I detenuti, le loro storie, il loro quotidiano dietro le sbarre. Trovai occhi pieni di lacrime e trovai solidarietà. Trovai dolore rendendomi conto che siamo due facce della stessa medaglia.

Senza buonismo inutile, tentiamo da allora di camminare insieme e di curarci le ferite entrando l’uno nel patimento dell’altro, sicuri che da qualche parte troveremo la luce delle nostre rinascite. Senza giudizio e senza pregiudizio. Mai dimentichi del passato. Il mio colmo di un dolore subìto. Il loro, di un dolore provocato.

Nacque così per me una attività di volontariato quasi totalizzante che mi appassiona e mi pone dinanzi a continue sfide e continui obiettivi da raggiungere.

Collaboro da anni con il progetto Sicomoro, dapprima come Vittima, successivamente, dopo essermi opportunamente formata, come mediatore, e portiamo nelle carceri di tutta Italia una attività di giustizia riparativa che mette a confronto vittime con autori di reato. Un confronto duro e doloroso che però produce veri e propri miracoli, poiché entrare nel cuore anche del peggiore dei detenuti permette di conoscere l’uomo e ciò che ha condotto al percorso criminale e con la conoscenza si stemperano odio e rabbia e nascono nuove relazioni.

Con il “Gruppo della Trasgressione” incontro successivamente un’altra meravigliosa e virtuosa realtà presente ormai da 23 anni nelle tre carceri milanesi. Da quasi tre anni collaboro anche con questo progetto, con il Dr. Aparo, psicologo di lunghissima esperienza, che del gruppo è fondatore e direi forte motivatore.

Innumerevoli ed estremamente importanti le attività proposte dal gruppo e che seguo sempre con rinnovata passione. Dal mese di settembre, il Comune di Milano ha assegnato al gruppo una sede in Via Sant’Abbondio nella quale organizzare le varie proposte culturali ed educative, sempre volte alla progressiva emancipazione dall’identità deviante, e che portino giovamento anche al quartiere che lo ospita.

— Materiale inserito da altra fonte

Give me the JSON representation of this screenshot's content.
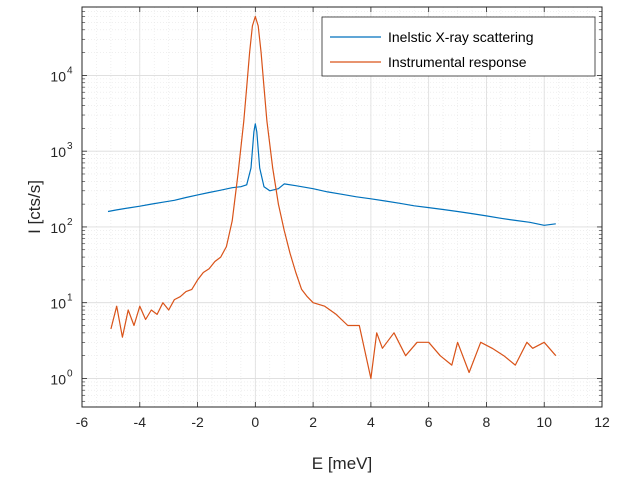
{
  "chart_data": {
    "type": "line",
    "xlabel": "E [meV]",
    "ylabel": "I [cts/s]",
    "xlim": [
      -6,
      12
    ],
    "ylim": [
      0.42,
      80000
    ],
    "yscale": "log",
    "grid": true,
    "minor_grid": true,
    "legend_position": "top-right",
    "xticks": [
      -6,
      -4,
      -2,
      0,
      2,
      4,
      6,
      8,
      10,
      12
    ],
    "xtick_labels": [
      "-6",
      "-4",
      "-2",
      "0",
      "2",
      "4",
      "6",
      "8",
      "10",
      "12"
    ],
    "yticks": [
      {
        "value": 1,
        "base": "10",
        "exp": "0"
      },
      {
        "value": 10,
        "base": "10",
        "exp": "1"
      },
      {
        "value": 100,
        "base": "10",
        "exp": "2"
      },
      {
        "value": 1000,
        "base": "10",
        "exp": "3"
      },
      {
        "value": 10000,
        "base": "10",
        "exp": "4"
      }
    ],
    "series": [
      {
        "name": "Inelstic X-ray scattering",
        "color": "#0072BD",
        "x": [
          -5.1,
          -4.8,
          -4.4,
          -4.0,
          -3.6,
          -3.2,
          -2.8,
          -2.4,
          -2.0,
          -1.6,
          -1.2,
          -0.8,
          -0.5,
          -0.3,
          -0.15,
          -0.05,
          0.0,
          0.05,
          0.15,
          0.3,
          0.5,
          0.8,
          1.0,
          1.4,
          2.0,
          2.5,
          3.0,
          3.5,
          4.0,
          4.5,
          5.0,
          5.5,
          6.0,
          6.5,
          7.0,
          7.5,
          8.0,
          8.5,
          9.0,
          9.5,
          10.0,
          10.4
        ],
        "y": [
          160,
          168,
          178,
          188,
          200,
          212,
          225,
          245,
          265,
          285,
          305,
          330,
          340,
          360,
          600,
          1800,
          2300,
          1800,
          600,
          340,
          300,
          320,
          370,
          350,
          320,
          290,
          270,
          250,
          235,
          220,
          205,
          190,
          180,
          170,
          160,
          150,
          140,
          130,
          122,
          115,
          105,
          110
        ]
      },
      {
        "name": "Instrumental response",
        "color": "#D95319",
        "x": [
          -5.0,
          -4.8,
          -4.6,
          -4.4,
          -4.2,
          -4.0,
          -3.8,
          -3.6,
          -3.4,
          -3.2,
          -3.0,
          -2.8,
          -2.6,
          -2.4,
          -2.2,
          -2.0,
          -1.8,
          -1.6,
          -1.4,
          -1.2,
          -1.0,
          -0.8,
          -0.6,
          -0.4,
          -0.3,
          -0.2,
          -0.1,
          0.0,
          0.1,
          0.2,
          0.3,
          0.4,
          0.6,
          0.8,
          1.0,
          1.2,
          1.4,
          1.6,
          1.8,
          2.0,
          2.4,
          2.8,
          3.2,
          3.6,
          4.0,
          4.2,
          4.4,
          4.8,
          5.2,
          5.6,
          6.0,
          6.4,
          6.8,
          7.0,
          7.4,
          7.8,
          8.2,
          8.6,
          9.0,
          9.4,
          9.6,
          10.0,
          10.4
        ],
        "y": [
          4.5,
          9,
          3.5,
          8,
          5,
          9,
          6,
          8,
          7,
          10,
          8,
          11,
          12,
          14,
          15,
          20,
          25,
          28,
          35,
          40,
          55,
          120,
          500,
          2500,
          7000,
          20000,
          45000,
          60000,
          45000,
          20000,
          7000,
          2500,
          600,
          200,
          90,
          45,
          25,
          15,
          12,
          10,
          9,
          7,
          5,
          5,
          1,
          4,
          2.5,
          4,
          2,
          3,
          3,
          2,
          1.5,
          3,
          1.2,
          3,
          2.5,
          2,
          1.5,
          3,
          2.5,
          3,
          2
        ]
      }
    ]
  }
}
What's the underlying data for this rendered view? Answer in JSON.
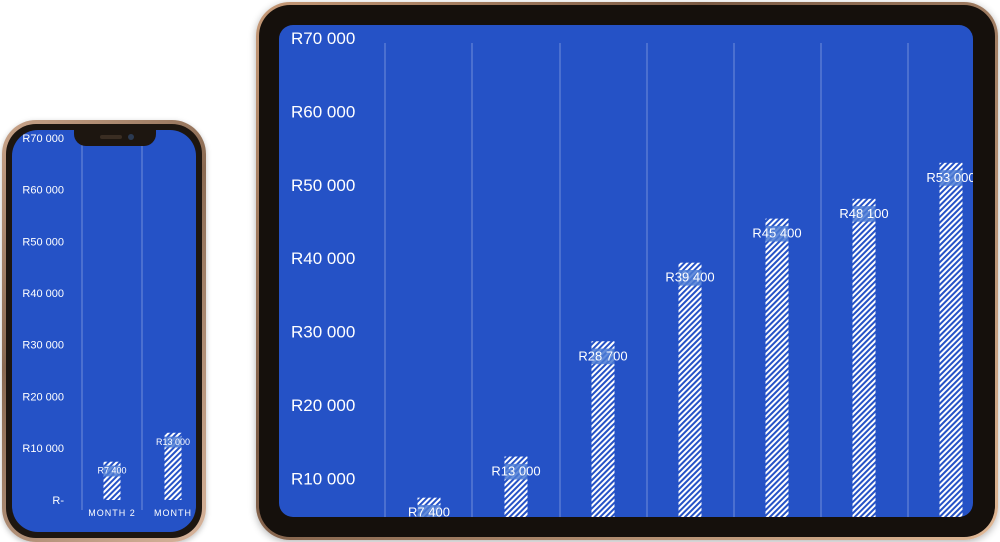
{
  "chart_data": [
    {
      "device": "phone",
      "type": "bar",
      "categories": [
        "MONTH 2",
        "MONTH"
      ],
      "values": [
        7400,
        13000
      ],
      "data_labels": [
        "R7 400",
        "R13 000"
      ],
      "y_ticks": [
        {
          "value": 0,
          "label": "R-"
        },
        {
          "value": 10000,
          "label": "R10 000"
        },
        {
          "value": 20000,
          "label": "R20 000"
        },
        {
          "value": 30000,
          "label": "R30 000"
        },
        {
          "value": 40000,
          "label": "R40 000"
        },
        {
          "value": 50000,
          "label": "R50 000"
        },
        {
          "value": 60000,
          "label": "R60 000"
        },
        {
          "value": 70000,
          "label": "R70 000"
        }
      ],
      "ylim": [
        0,
        70000
      ],
      "grid": "vertical",
      "title": "",
      "xlabel": "",
      "ylabel": ""
    },
    {
      "device": "tablet",
      "type": "bar",
      "categories": [
        "",
        "",
        "",
        "",
        "",
        "",
        ""
      ],
      "values": [
        7400,
        13000,
        28700,
        39400,
        45400,
        48100,
        53000
      ],
      "data_labels": [
        "R7 400",
        "R13 000",
        "R28 700",
        "R39 400",
        "R45 400",
        "R48 100",
        "R53 000"
      ],
      "y_ticks": [
        {
          "value": 10000,
          "label": "R10 000"
        },
        {
          "value": 20000,
          "label": "R20 000"
        },
        {
          "value": 30000,
          "label": "R30 000"
        },
        {
          "value": 40000,
          "label": "R40 000"
        },
        {
          "value": 50000,
          "label": "R50 000"
        },
        {
          "value": 60000,
          "label": "R60 000"
        },
        {
          "value": 70000,
          "label": "R70 000"
        }
      ],
      "ylim": [
        0,
        70000
      ],
      "grid": "vertical",
      "title": "",
      "xlabel": "",
      "ylabel": ""
    }
  ],
  "colors": {
    "screen_background": "#2552c6",
    "bar_stripe": "#ffffff",
    "label_highlight": "#4b7ad3"
  }
}
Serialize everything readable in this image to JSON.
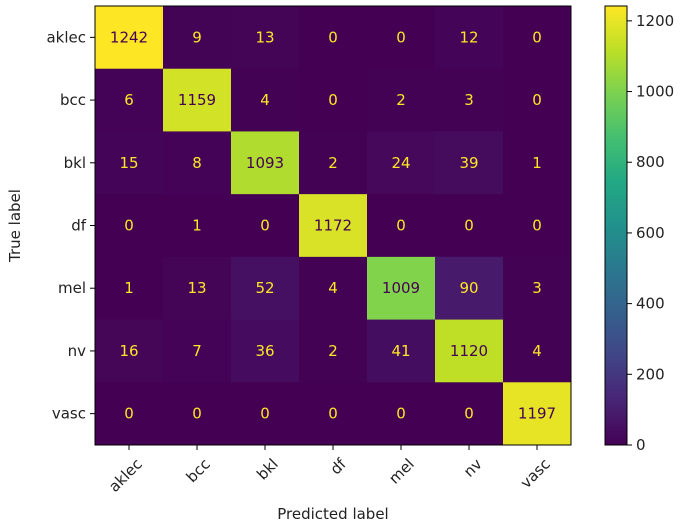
{
  "chart_data": {
    "type": "heatmap",
    "xlabel": "Predicted label",
    "ylabel": "True label",
    "x_categories": [
      "aklec",
      "bcc",
      "bkl",
      "df",
      "mel",
      "nv",
      "vasc"
    ],
    "y_categories": [
      "aklec",
      "bcc",
      "bkl",
      "df",
      "mel",
      "nv",
      "vasc"
    ],
    "values": [
      [
        1242,
        9,
        13,
        0,
        0,
        12,
        0
      ],
      [
        6,
        1159,
        4,
        0,
        2,
        3,
        0
      ],
      [
        15,
        8,
        1093,
        2,
        24,
        39,
        1
      ],
      [
        0,
        1,
        0,
        1172,
        0,
        0,
        0
      ],
      [
        1,
        13,
        52,
        4,
        1009,
        90,
        3
      ],
      [
        16,
        7,
        36,
        2,
        41,
        1120,
        4
      ],
      [
        0,
        0,
        0,
        0,
        0,
        0,
        1197
      ]
    ],
    "colorbar": {
      "min": 0,
      "max": 1242,
      "ticks": [
        0,
        200,
        400,
        600,
        800,
        1000,
        1200
      ],
      "colormap": "viridis"
    }
  }
}
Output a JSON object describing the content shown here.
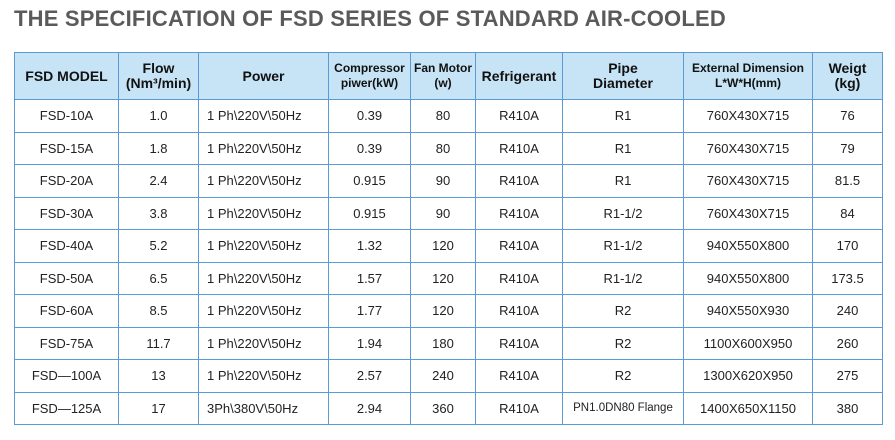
{
  "header": {
    "title": "THE SPECIFICATION OF FSD SERIES OF STANDARD AIR-COOLED"
  },
  "table": {
    "columns": [
      [
        "FSD MODEL"
      ],
      [
        "Flow",
        "(Nm³/min)"
      ],
      [
        "Power"
      ],
      [
        "Compressor",
        "piwer(kW)"
      ],
      [
        "Fan Motor",
        "(w)"
      ],
      [
        "Refrigerant"
      ],
      [
        "Pipe",
        "Diameter"
      ],
      [
        "External Dimension",
        "L*W*H(mm)"
      ],
      [
        "Weigt",
        "(kg)"
      ]
    ],
    "rows": [
      [
        "FSD-10A",
        "1.0",
        "1 Ph\\220V\\50Hz",
        "0.39",
        "80",
        "R410A",
        "R1",
        "760X430X715",
        "76"
      ],
      [
        "FSD-15A",
        "1.8",
        "1 Ph\\220V\\50Hz",
        "0.39",
        "80",
        "R410A",
        "R1",
        "760X430X715",
        "79"
      ],
      [
        "FSD-20A",
        "2.4",
        "1 Ph\\220V\\50Hz",
        "0.915",
        "90",
        "R410A",
        "R1",
        "760X430X715",
        "81.5"
      ],
      [
        "FSD-30A",
        "3.8",
        "1 Ph\\220V\\50Hz",
        "0.915",
        "90",
        "R410A",
        "R1-1/2",
        "760X430X715",
        "84"
      ],
      [
        "FSD-40A",
        "5.2",
        "1 Ph\\220V\\50Hz",
        "1.32",
        "120",
        "R410A",
        "R1-1/2",
        "940X550X800",
        "170"
      ],
      [
        "FSD-50A",
        "6.5",
        "1 Ph\\220V\\50Hz",
        "1.57",
        "120",
        "R410A",
        "R1-1/2",
        "940X550X800",
        "173.5"
      ],
      [
        "FSD-60A",
        "8.5",
        "1 Ph\\220V\\50Hz",
        "1.77",
        "120",
        "R410A",
        "R2",
        "940X550X930",
        "240"
      ],
      [
        "FSD-75A",
        "11.7",
        "1 Ph\\220V\\50Hz",
        "1.94",
        "180",
        "R410A",
        "R2",
        "1100X600X950",
        "260"
      ],
      [
        "FSD—100A",
        "13",
        "1 Ph\\220V\\50Hz",
        "2.57",
        "240",
        "R410A",
        "R2",
        "1300X620X950",
        "275"
      ],
      [
        "FSD—125A",
        "17",
        "3Ph\\380V\\50Hz",
        "2.94",
        "360",
        "R410A",
        "PN1.0DN80 Flange",
        "1400X650X1150",
        "380"
      ]
    ]
  }
}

Si è in procinto di partire con attività di supporto alla popolazione anziana, e ben presto la nostra “Squadra anti-degrado” proporrà incontri a tema in sede ma anche nelle scuole secondarie e negli atenei per la prevenzione al bullismo e ad ogni genere di dipendenza.

Insomma, un fermento continuo ed un laboratorio permanente che, sottraendo manodopera alla criminalità, ha e avrà sempre un solo obiettivo: cambiare il corso della storia e rivoluzionare ogni stigma affinché Caino e Abele riescano a dialogare e a collaborare affinché da quel dialogo nascano nuovi equilibri.

La Vittoria chiara ed inequivocabile del Bene sul Male perché, come sono solita dire e come è sotto gli occhi di tutti
“Il male si può arginare ” ma il bene no!
Il bene una volta innescato, provoca una reazione a catena tesa all’infinito, inarrestabile e incontenibile!

Grazie Andrea per avermi indicato la strada che ora sto percorrendo.